6.4. Contrato de Cuenta Corriente

El contrato de cuenta corriente se encuentra regulado del artículo 734 al 743 del Código de Comercio. Se caracteriza por el hecho de que las dos partes del negocio pueden fungir como acreedores o deudores de la relación jurídica, ya que realizan operaciones de crédito en forma cruzada. De ahí que ambas partes reciban el mismo calificativo: cuentacorrentistas (elementos personales). La cuenta corriente, como contrato, se presenta en dos modalidades: cuenta corriente común y cuenta corriente bancaria. A la primera también se le llama mercantil, pero, sería un calificativo equivocado conforme el derecho guatemalteco, porque en nuestro medio las dos son mercantiles.

Aceptando que son los hechos quienes proporcionan los elementos diferenciadores es dable señalar lo siguiente:

  1. En la común hay concesión recíproca de créditos; en la bancaria la concesión es unilateral; de banco a cliente o de cliente a banco.
  2. En la común, la categoría de deudor o acreedor se establece al cierre de la cuenta; en la bancaria se establece en cualquier momento.
  3. En la común hay novación periódica, porque el deudor pasa a ser acreedor y viceversa; en la bancaria no se da esa novación; y
  4. En la común las remesas no necesariamente se constituyen en dinero; en la bancaria, las remesas son dinerarias.

Por el contrato de cuenta corriente mercantil, la partes, denominadas en común cuenta corrientes, se obligan a entregarse remesas recíprocas de bienes de diversa naturaleza cuyo valor dinerario constituyen partidas de abono o cargo en la cuenta de cada cuenta correntista, saldándose las operaciones al cierre de contrato para determinar quien es el sujeto deudor de la relación y exigirle el pago en los términos convenidos.

6.4.1. CARACTERES DEL CONTRATO

a) Consensual

b) De tracto sucesivo

c) Principal

d) Bilateral

e) Oneroso

f) Nominado

6.4.2. CIERRE DEL CONTRATO.

En la cuenta corriente los sujetos del negocio son potenciales deudores o acreedores, porque el valor de las remesas recíprocas que se envían se cuantifica al finalizar el plazo pactado o cada seis meses según lo prevé la ley.
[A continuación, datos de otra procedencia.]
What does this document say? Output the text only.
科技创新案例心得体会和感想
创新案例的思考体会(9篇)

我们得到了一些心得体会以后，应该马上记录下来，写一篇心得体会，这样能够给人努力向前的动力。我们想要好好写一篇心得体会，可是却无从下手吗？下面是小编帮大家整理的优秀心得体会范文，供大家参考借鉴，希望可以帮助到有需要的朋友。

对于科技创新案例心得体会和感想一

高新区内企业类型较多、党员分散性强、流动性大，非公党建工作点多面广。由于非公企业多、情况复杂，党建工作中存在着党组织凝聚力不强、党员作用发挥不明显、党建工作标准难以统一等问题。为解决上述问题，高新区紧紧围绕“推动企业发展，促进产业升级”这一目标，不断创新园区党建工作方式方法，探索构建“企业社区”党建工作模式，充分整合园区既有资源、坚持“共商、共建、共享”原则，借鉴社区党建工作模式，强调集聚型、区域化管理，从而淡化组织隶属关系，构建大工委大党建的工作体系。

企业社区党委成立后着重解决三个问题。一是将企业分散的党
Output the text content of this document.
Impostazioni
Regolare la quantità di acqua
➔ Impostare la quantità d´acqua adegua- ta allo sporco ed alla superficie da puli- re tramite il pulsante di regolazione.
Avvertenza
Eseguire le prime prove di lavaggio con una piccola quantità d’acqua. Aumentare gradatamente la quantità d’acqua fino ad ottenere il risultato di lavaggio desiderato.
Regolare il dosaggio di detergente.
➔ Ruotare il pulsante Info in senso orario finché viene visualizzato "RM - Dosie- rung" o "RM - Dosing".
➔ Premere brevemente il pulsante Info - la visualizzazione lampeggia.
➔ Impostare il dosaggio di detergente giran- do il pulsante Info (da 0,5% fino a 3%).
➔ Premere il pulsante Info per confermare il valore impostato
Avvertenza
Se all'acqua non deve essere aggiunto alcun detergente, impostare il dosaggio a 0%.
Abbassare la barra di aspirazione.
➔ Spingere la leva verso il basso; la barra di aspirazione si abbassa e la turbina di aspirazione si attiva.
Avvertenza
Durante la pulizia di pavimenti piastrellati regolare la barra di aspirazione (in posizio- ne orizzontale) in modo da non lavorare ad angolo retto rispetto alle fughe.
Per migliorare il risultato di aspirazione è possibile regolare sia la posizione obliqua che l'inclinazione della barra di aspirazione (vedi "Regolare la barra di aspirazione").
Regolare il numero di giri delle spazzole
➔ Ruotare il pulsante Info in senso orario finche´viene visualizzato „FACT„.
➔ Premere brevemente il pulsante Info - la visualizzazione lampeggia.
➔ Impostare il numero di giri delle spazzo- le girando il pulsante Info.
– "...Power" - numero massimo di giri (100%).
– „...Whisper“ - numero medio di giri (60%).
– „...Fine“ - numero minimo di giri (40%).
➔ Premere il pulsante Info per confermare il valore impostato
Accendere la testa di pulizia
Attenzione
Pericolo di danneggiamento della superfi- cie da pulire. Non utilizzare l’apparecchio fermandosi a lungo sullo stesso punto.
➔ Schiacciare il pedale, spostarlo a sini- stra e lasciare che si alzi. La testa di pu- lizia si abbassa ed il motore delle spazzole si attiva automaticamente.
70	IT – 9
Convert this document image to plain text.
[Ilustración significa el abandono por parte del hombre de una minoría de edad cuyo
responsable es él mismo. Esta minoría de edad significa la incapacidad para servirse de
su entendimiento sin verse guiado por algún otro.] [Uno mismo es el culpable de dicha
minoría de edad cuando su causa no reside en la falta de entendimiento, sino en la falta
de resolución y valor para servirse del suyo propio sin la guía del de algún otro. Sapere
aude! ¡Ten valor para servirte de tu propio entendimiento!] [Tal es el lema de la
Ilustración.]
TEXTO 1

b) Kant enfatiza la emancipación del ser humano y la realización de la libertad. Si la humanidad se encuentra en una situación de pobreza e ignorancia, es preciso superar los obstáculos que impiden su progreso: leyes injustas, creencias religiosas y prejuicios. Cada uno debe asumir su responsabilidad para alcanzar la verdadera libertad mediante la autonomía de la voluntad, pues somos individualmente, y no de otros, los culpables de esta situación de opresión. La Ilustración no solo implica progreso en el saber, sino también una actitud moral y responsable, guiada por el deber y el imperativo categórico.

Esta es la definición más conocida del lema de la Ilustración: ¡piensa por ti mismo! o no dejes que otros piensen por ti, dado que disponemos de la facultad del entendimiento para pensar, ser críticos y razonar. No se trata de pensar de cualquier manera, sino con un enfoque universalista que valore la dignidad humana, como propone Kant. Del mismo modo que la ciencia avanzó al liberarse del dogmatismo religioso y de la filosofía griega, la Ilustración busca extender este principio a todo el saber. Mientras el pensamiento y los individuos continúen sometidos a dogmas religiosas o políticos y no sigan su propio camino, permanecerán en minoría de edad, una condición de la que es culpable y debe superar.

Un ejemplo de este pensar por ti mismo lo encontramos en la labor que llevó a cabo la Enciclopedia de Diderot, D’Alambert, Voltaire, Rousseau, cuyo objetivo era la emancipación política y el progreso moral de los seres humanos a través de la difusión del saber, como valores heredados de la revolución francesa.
Al finalizar ese plazo se determina quien es el deudor y quien el acreedor, para exigirse el pago del saldo que resulte, el que tiene la cualidad de ser líquido y exigible. Este saldo, si se conserva en cuenta, o sea que no se hace efectivo, según convengan las partes, causará intereses al tipo que se haya pactado para las remesas o al interés legal a falta del convenio.

De lo anterior podemos deducir que el cierre de la cuenta ni es la terminación del contrato, aunque eventualmente podría serlo; es solo un acto necesario para determinar quien es el deudor y el acreedor entre las partes del contrato y proseguir el envío de remesas que originaran nuevos cargos y abonos en sus contabilidades. Podría suceder que al hacer el cierre de la cuenta se cometieran errores de número, de cálculo, duplicaciones u omisiones en las cuentas; en tales casos, el derecho a pedir la rectificación prescribe en seis meses a partir de la fecha de cierre.

Al celebrarse el contrato puede establecerse el plazo y las épocas de cierre. En el primer caso, al vencerse, termina el contrato con los mismos efectos de un cierre en cuanto a la determinación del deudor, termina el contrato con los mismos efectos de un cierre en cuanto a la determinación del deudor y el acreedor, sólo que ya no habrá nuevas remesas. Ahora terminado en la fecha de un cierre, si da aviso con diez días de anticipación, por lo menos, termina si los herederos o sus representantes deciden continuarlo, lo cual es una concordancia de la ley con el principio de conservación de la empresa, ya que éste contrato viabiliza las relaciones del tráfico comercial.